Behind the wall I defend, there is a person waiting for me - a real, flesh and blood person, a Dreamer - my Dreamer. He imagined me on the day of his sixth birthday, and for twelve years since, I have been fighting to protect him. It is my duty as an Imaginary, to defend my Dreamer at any cost, even if it means I fade away to nothing. It is my purpose, to ensure his safety, even if he stops believing in me. I may become invisible to him, but I have a loyalty to him - something unbreaking and infallible. If I die, he becomes vulnerable. If he dies? I no longer exist.
So I fight on.
A long, drawn-out creak breaks me from my thoughts, and my whole battalion tenses in unison. Some nervously adjust their hold on their blades, and others load magazines into their guns with a soft and terminal click. The final few, unarmed from the forward struggle, lower their visors, tears of dread glittering through the glass. I hear breathing directly above my head. An animal pant.
Slowly, I raise my head, looking through my now orange-tinted world to what is to come.
My nightmare stares back at me.
“Captain!” comes that yell again, and the Nightmare is blasted off its feet by a gunshot - it scrambles to its paws and runs back to its pack, shadowy tail between its legs. I salute the gun’s owner quickly, looking up to see a panicked Michaels, hand shaking with either cold or adrenaline. It was a miracle he shot so accurately, but I had no reason to complain. My battalion stands, turning to escape our hiding place, lining up before it to meet our foes head-on. Unarmed behind, gunners second row, swords first row. We spread out to cover more space, to fulfill some strange thought that the bigger we appeared, the more fearful our foes would be of us.

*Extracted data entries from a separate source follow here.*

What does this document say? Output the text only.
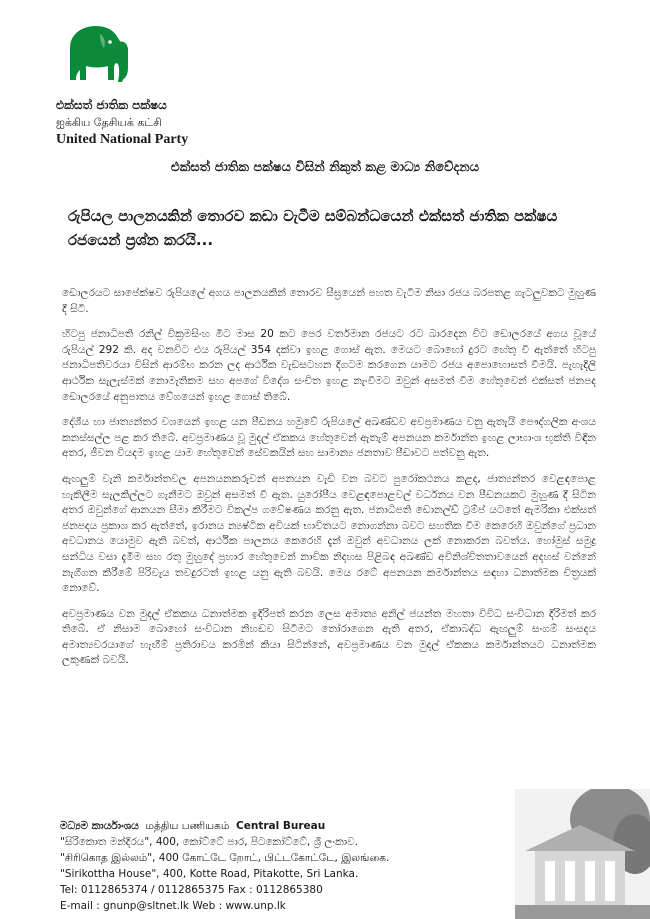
එක්සත් ජාතික පක්ෂය
ஐக்கிய தேசியக் கட்சி
United National Party
එක්සත් ජාතික පක්ෂය විසින් නිකුත් කළ මාධ්‍ය නිවේදනය
රුපියල පාලනයකින් තොරව කඩා වැටීම සම්බන්ධයෙන් එක්සත් ජාතික පක්ෂය රජයෙන් ප්‍රශ්න කරයි...

ඩොලරයට සාපේක්ෂව රුපියලේ අගය පාලනයකින් තොරව සීඝ්‍රයෙන් පහත වැටීම නිසා රජය බරපතළ ගැටලුවකට මුහුණ දී සිටී.

හිටපු ජනාධිපති රනිල් වික්‍රමසිංහ මීට මාස 20 කට පෙර වර්තමාන රජයට රට බාරදෙන විට ඩොලරයේ අගය වූයේ රුපියල් 292 කි. අද වනවිට එය රුපියල් 354 දක්වා ඉහළ ගොස් ඇත. මෙයට බොහෝ දුරට හේතු වී ඇත්තේ හිටපු ජනාධිපතිවරයා විසින් ආරම්භ කරන ලද ආර්ථික වැඩසටහන දිගටම කරගෙන යාමට රජය අපොහොසත් වීමයි. පැහැදිලි ආර්ථික සැලැස්මක් නොමැතිකම සහ අපගේ විදේශ සංචිත ඉහළ නැංවීමට ඔවුන් අසමත් වීම හේතුවෙන් එක්සත් ජනපද ඩොලරයේ අනුපාතය වේගයෙන් ඉහළ ගොස් තිබේ.

දේශීය හා ජාත්‍යන්තර වශයෙන් ඉහළ යන පීඩනය හමුවේ රුපියලේ අඛණ්ඩව අවප්‍රමාණය වනු ඇතැයි පෞද්ගලික අංශය කනස්සල්ල පළ කර තිබේ. අවප්‍රමාණය වූ මුදල් ඒකකය හේතුවෙන් ඇතැම් අපනයන කර්මාන්ත ඉහළ ලාභාංශ භුක්ති විඳින අතර, ජීවන වියදම ඉහළ යාම හේතුවෙන් සේවකයින් සහ සාමාන්‍ය ජනතාව පීඩාවට පත්වනු ඇත.

ඇඟලුම් වැනි කර්මාන්තවල අපනයනකරුවන් අපනයන වැඩි වන බවට පුරෝකථනය කළද, ජාත්‍යන්තර වෙළඳපොළ හැකිලීම සැලකිල්ලට ගැනීමට ඔවුන් අසමත් වී ඇත. යුරෝපීය වෙළඳපොළවල් වර්ධනය වන පීඩනයකට මුහුණ දී සිටින අතර ඔවුන්ගේ ආනයන සීමා කිරීමට විකල්ප ගවේෂණය කරනු ඇත. ජනාධිපති ඩොනල්ඩ් ට්‍රම්ප් යටතේ ඇමරිකා එක්සත් ජනපදය ප්‍රකාශ කර ඇත්තේ, ඉරානය න්‍යෂ්ටික අවියක් භාවිතයට නොගන්නා බවට සහතික වීම කෙරෙහි ඔවුන්ගේ ප්‍රධාන අවධානය යොමුව ඇති බවත්, ආර්ථික පාලනය කෙරෙහි දැන් ඔවුන් අවධානය ලක් නොකරන බවත්ය. හෝමුස් සමුද්‍ර සන්ධිය වසා දැමීම සහ රතු මුහුදේ ප්‍රහාර හේතුවෙන් නාවික නිදහස පිළිබඳ අඛණ්ඩ අවිනිශ්චිතතාවයෙන් අදහස් වන්නේ නැගීගත කිරීමේ පිරිවැය තවදුරටත් ඉහළ යනු ඇති බවයි. මෙය රටේ අපනයන කර්මාන්තය සඳහා ධනාත්මක චිත්‍රයක් නොවේ.

අවප්‍රමාණය වන මුදල් ඒකකය ධනාත්මක ඉදිරිපත් කරන ලෙස අමාත්‍ය අනිල් ජයන්ත මහතා විවිධ සංවිධාන දිරිමත් කර තිබේ. ඒ නිසාම බොහෝ සංවිධාන නිහඬව සිටීමට තෝරාගෙන ඇති අතර, ඒකාබද්ධ ඇඟලුම් සංගම් සංසදය අමාත්‍යවරයාගේ හැඟීම් ප්‍රතිරාවය කරමින් කියා සිටින්නේ, අවප්‍රමාණය වන මුදල් ඒකකය කර්මාන්තයට ධනාත්මක ලකුණක් බවයි.

මධ්‍යම කාර්යාංශය மத்திய பணியகம் Central Bureau
"සිරිකොත මන්දිරය", 400, කෝට්ටේ පාර, පිටකෝට්ටේ, ශ්‍රී ලංකාව.
"சிரிகொத இல்லம்", 400 கோட்டே றோட், பிட்டகோட்டே, இலங்கை.
"Sirikottha House", 400, Kotte Road, Pitakotte, Sri Lanka.
Tel: 0112865374 / 0112865375 Fax : 0112865380
E-mail : gnunp@sltnet.lk Web : www.unp.lk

But they feel no fear. We’re the frightened ones.
The Nightmare pack advances, claws crunching into the snow, growling and snarling at their newest prey - us. Their Alpha leads them, a massive, hulking beast, far taller than its brethren. Its eyes are locked on me, I just know it: the Nightmares seem to know the ranks. My gold-trim jacket makes me an easy target.
In the blink of an eye, they are upon us. Left and right I see my fellow soldiers fighting back, a flurry of slashes and gunfire and claws as the endless charge continues. The Alpha Nightmare is holding back, watching intently as I fight off two, three of its kin, the black death-smoke choking me as it rises into the air.

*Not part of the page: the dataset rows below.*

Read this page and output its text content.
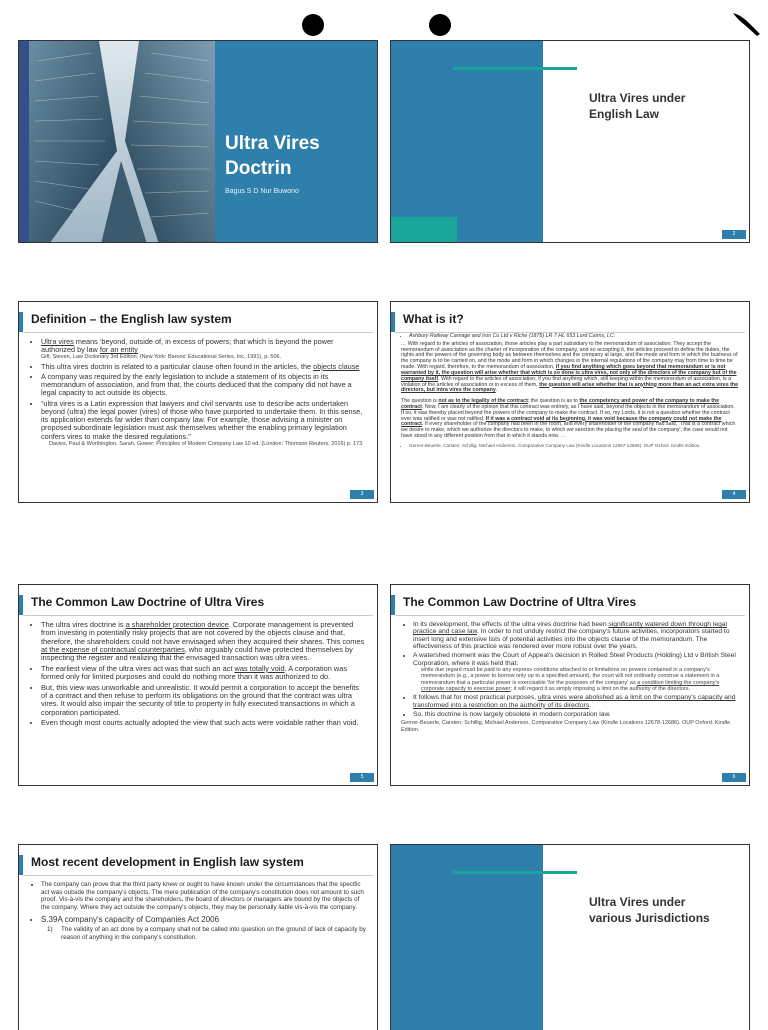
Ultra Vires
Doctrin
Bagus S D Nur Buwono
Ultra Vires under English Law
2
Definition – the English law system
• Ultra vires means ‘beyond, outside of, in excess of powers; that which is beyond the power authorized by law for an entity
Gift, Steven, Law Dictionary 3rd Edition, (New York: Barons' Educational Series, Inc, 1991), p. 506.
• This ultra vires doctrin is related to a particular clause often found in the articles, the objects clause
• A company was required by the early legislation to include a statement of its objects in its memorandum of association, and from that, the courts deduced that the company did not have a legal capacity to act outside its objects.
• “ultra vires is a Latin expression that lawyers and civil servants use to describe acts undertaken beyond (ultra) the legal power (vires) of those who have purported to undertake them. In this sense, its application extends far wider than company law. For example, those advising a minister on proposed subordinate legislation must ask themselves whether the enabling primary legislation confers vires to make the desired regulations.”
Davies, Paul & Worthington, Sarah, Gower: Principles of Modern Company Law 10 ed. (London: Thomson Reuters, 2016) p. 173.
3
What is it?
• Ashbury Railway Carriage and Iron Co Ltd v Riche (1875) LR 7 HL 653 Lord Cairns, LC:
… With regard to the articles of association, those articles play a part subsidiary to the memorandum of association. They accept the memorandum of association as the charter of incorporation of the company, and so accepting it, the articles proceed to define the duties, the rights and the powers of the governing body as between themselves and the company at large, and the mode and form in which the business of the company is to be carried on, and the mode and form in which changes in the internal regulations of the company may from time to time be made. With regard, therefore, to the memorandum of association, if you find anything which goes beyond that memorandum or is not warranted by it, the question will arise whether that which is so done is ultra vires, not only of the directors of the company but of the company itself. With regard to the articles of association, if you find anything which, still keeping within the memorandum of association, is a violation of the articles of association or in excess of them, the question will arise whether that is anything more than an act extra vires the directors, but intra vires the company.
The question is not as to the legality of the contract; the question is as to the competency and power of the company to make the contract. Now, I am clearly of the opinion that this contract was entirely, as I have said, beyond the objects in the memorandum of association. If so, it was thereby placed beyond the powers of the company to make the contract. If so, my Lords, it is not a question whether the contract ever was ratified or was not ratified. If it was a contract void at its beginning, it was void because the company could not make the contract. If every shareholder of the company had been in the room, and every shareholder of the company had said, 'That is a contract which we desire to make, which we authorize the directors to make, to which we sanction the placing the seal of the company', the case would not have stood in any different position from that in which it stands now. …
• Gerner-Beuerle, Carsten; Schillig, Michael Anderson. Comparative Company Law (Kindle Locations 12667-12668). OUP Oxford. Kindle Edition.
4
The Common Law Doctrine of Ultra Vires
• The ultra vires doctrine is a shareholder protection device. Corporate management is prevented from investing in potentially risky projects that are not covered by the objects clause and that, therefore, the shareholders could not have envisaged when they acquired their shares. This comes at the expense of contractual counterparties, who arguably could have protected themselves by inspecting the register and realizing that the envisaged transaction was ultra vires.
• The earliest view of the ultra vires act was that such an act was totally void. A corporation was formed only for limited purposes and could do nothing more than it was authorized to do.
• But, this view was unworkable and unrealistic. It would permit a corporation to accept the benefits of a contract and then refuse to perform its obligations on the ground that the contract was ultra vires. It would also impair the security of title to property in fully executed transactions in which a corporation participated.
• Even though most courts actually adopted the view that such acts were voidable rather than void.
5
The Common Law Doctrine of Ultra Vires
• In its development, the effects of the ultra vires doctrine had been significantly watered down through legal practice and case law. In order to not unduly restrict the company's future activities, incorporators started to insert long and extensive lists of potential activities into the objects clause of the memorandum. The effectiveness of this practice was rendered ever more robust over the years.
• A watershed moment was the Court of Appeal's decision in Rolled Steel Products (Holding) Ltd v British Steel Corporation, where it was held that:
while due regard must be paid to any express conditions attached to or limitations on powers contained in a company's memorandum (e.g., a power to borrow only up to a specified amount), the court will not ordinarily construe a statement in a memorandum that a particular power is exercisable 'for the purposes of the company' as a condition limiting the company's corporate capacity to exercise power; it will regard it as simply imposing a limit on the authority of the directors.
• It follows that for most practical purposes, ultra vires were abolished as a limit on the company's capacity and transformed into a restriction on the authority of its directors.
• So, this doctrine is now largely obsolete in modern corporation law.
Gerner-Beuerle, Carsten; Schillig, Michael Anderson. Comparative Company Law (Kindle Locations 12678-12686). OUP Oxford. Kindle Edition.
6
Most recent development in English law system
• The company can prove that the third party knew or ought to have known under the circumstances that the specific act was outside the company's objects. The mere publication of the company's constitution does not amount to such proof. Vis-à-vis the company and the shareholders, the board of directors or managers are bound by the objects of the company. Where they act outside the company's objects, they may be personally liable vis-à-vis the company.
• S.39A company's capacity of Companies Act 2006
1)	The validity of an act done by a company shall not be called into question on the ground of lack of capacity by reason of anything in the company's constitution.
Ultra Vires under various Jurisdictions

There is an opening, and it lunges.
I jump back as it tries to reach me, serrated teeth just grazing my clothes, and I lash out with the hilt of my blade - maybe, just maybe, it will wound it.

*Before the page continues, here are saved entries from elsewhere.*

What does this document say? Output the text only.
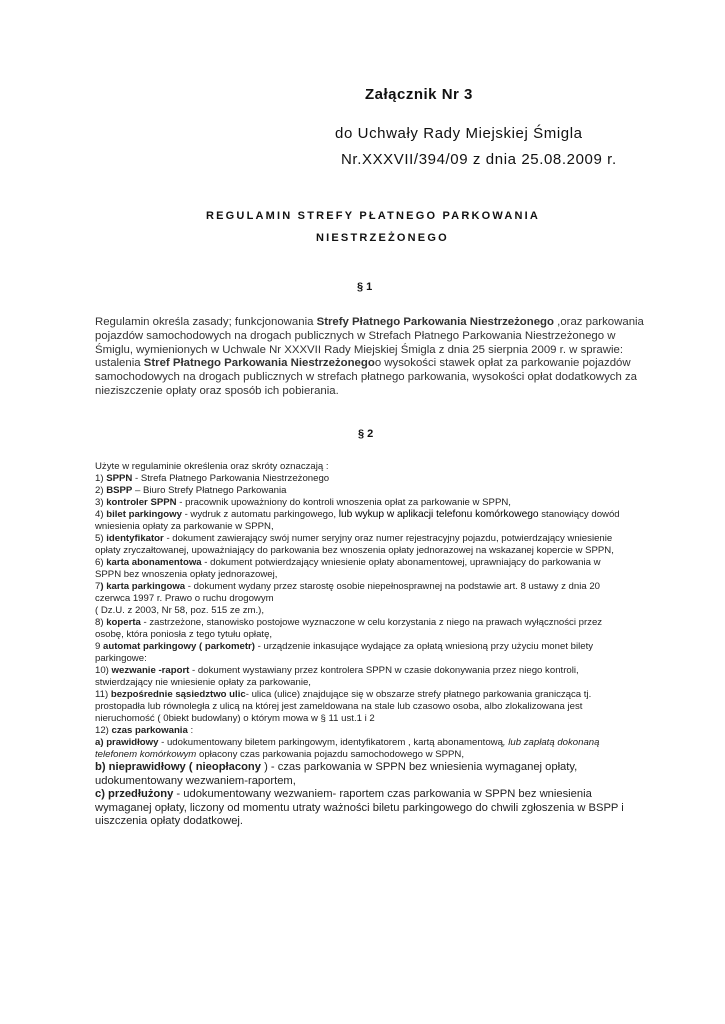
Załącznik Nr 3
do Uchwały Rady Miejskiej Śmigla
Nr.XXXVII/394/09 z dnia 25.08.2009 r.
REGULAMIN STREFY PŁATNEGO PARKOWANIA
NIESTRZEŻONEGO
§ 1
Regulamin określa zasady; funkcjonowania Strefy Płatnego Parkowania Niestrzeżonego ,oraz parkowania
pojazdów samochodowych na drogach publicznych w Strefach Płatnego Parkowania Niestrzeżonego w
Śmiglu, wymienionych w Uchwale Nr XXXVII Rady Miejskiej Śmigla z dnia 25 sierpnia 2009 r. w sprawie:
ustalenia Stref Płatnego Parkowania Niestrzeżonegoo wysokości stawek opłat za parkowanie pojazdów
samochodowych na drogach publicznych w strefach płatnego parkowania, wysokości opłat dodatkowych za
nieziszczenie opłaty oraz sposób ich pobierania.
§ 2
Użyte w regulaminie określenia oraz skróty oznaczają :
1) SPPN - Strefa Płatnego Parkowania Niestrzeżonego
2) BSPP – Biuro Strefy Płatnego Parkowania
3) kontroler SPPN - pracownik upoważniony do kontroli wnoszenia opłat za parkowanie w SPPN,
4) bilet parkingowy - wydruk z automatu parkingowego, lub wykup w aplikacji telefonu komórkowego stanowiący dowód
wniesienia opłaty za parkowanie w SPPN,
5) identyfikator - dokument zawierający swój numer seryjny oraz numer rejestracyjny pojazdu, potwierdzający wniesienie
opłaty zryczałtowanej, upoważniający do parkowania bez wnoszenia opłaty jednorazowej na wskazanej kopercie w SPPN,
6) karta abonamentowa - dokument potwierdzający wniesienie opłaty abonamentowej, uprawniający do parkowania w
SPPN bez wnoszenia opłaty jednorazowej,
7) karta parkingowa - dokument wydany przez starostę osobie niepełnosprawnej na podstawie art. 8 ustawy z dnia 20
czerwca 1997 r. Prawo o ruchu drogowym
( Dz.U. z 2003, Nr 58, poz. 515 ze zm.),
8) koperta - zastrzeżone, stanowisko postojowe wyznaczone w celu korzystania z niego na prawach wyłączności przez
osobę, która poniosła z tego tytułu opłatę,
9 automat parkingowy ( parkometr) - urządzenie inkasujące wydające za opłatą wniesioną przy użyciu monet bilety
parkingowe:
10) wezwanie -raport - dokument wystawiany przez kontrolera SPPN w czasie dokonywania przez niego kontroli,
stwierdzający nie wniesienie opłaty za parkowanie,
11) bezpośrednie sąsiedztwo ulic- ulica (ulice) znajdujące się w obszarze strefy płatnego parkowania granicząca tj.
prostopadła lub równoległa z ulicą na której jest zameldowana na stale lub czasowo osoba, albo zlokalizowana jest
nieruchomość ( 0biekt budowlany) o którym mowa w § 11 ust.1 i 2
12) czas parkowania :
a) prawidłowy - udokumentowany biletem parkingowym, identyfikatorem , kartą abonamentową, lub zapłatą dokonaną
telefonem komórkowym opłacony czas parkowania pojazdu samochodowego w SPPN,
b) nieprawidłowy ( nieopłacony ) - czas parkowania w SPPN bez wniesienia wymaganej opłaty,
udokumentowany wezwaniem-raportem,
c) przedłużony - udokumentowany wezwaniem- raportem czas parkowania w SPPN bez wniesienia
wymaganej opłaty, liczony od momentu utraty ważności biletu parkingowego do chwili zgłoszenia w BSPP i
uiszczenia opłaty dodatkowej.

I catch it, somehow, on its head, and it staggers back for just a moment.
Dazed?
No.
A mistake.
It surges forward again, clamping its teeth around me, shaking its maw and tearing at imagined flesh - toying. It knows I'm not gone yet. The pain, the pain of it makes me cry out, drop my weapons, struggle in its grip, but I will never beg. All of a sudden, it stops shaking me, and through agony’s tears, I think it will grant me one last reprieve.
But it rears its great head back, and throws me away like a ragdoll. In the air, I see my battalion falling, dying, just able to see the flickering, paper-like light rising into the sky. I count the colours, some pale pastel, some bright and bold, but all heralding demise.
All but one. And then I see it.
Private Michaels is limping to the top, shooting down Nightmare after Nightmare, his quickly-blurring face locked in a determination to survive. The black smoke is still swirling around him, obscuring the outer reaches of the battle, but he is fighting, and his potential is finally shining through-
I hit the ground, a hundred feet away, beside the next rank’s defense. A couple of soldiers rush out to meet me, haul me to my feet, and carry me back, and I turn.
The last colour is rising into the sky. A bright, aquamarine blue, full of defiance and sharpness and light, following the last of its brethren colours.
And as my sight fades from me, tendrils of the Nightmare crawling up from my stomach to my chest to my neck, I want to scream, and cry, and do all the things I could never have done as a Battalion leader.
But the blackness consumes me, and I am lost.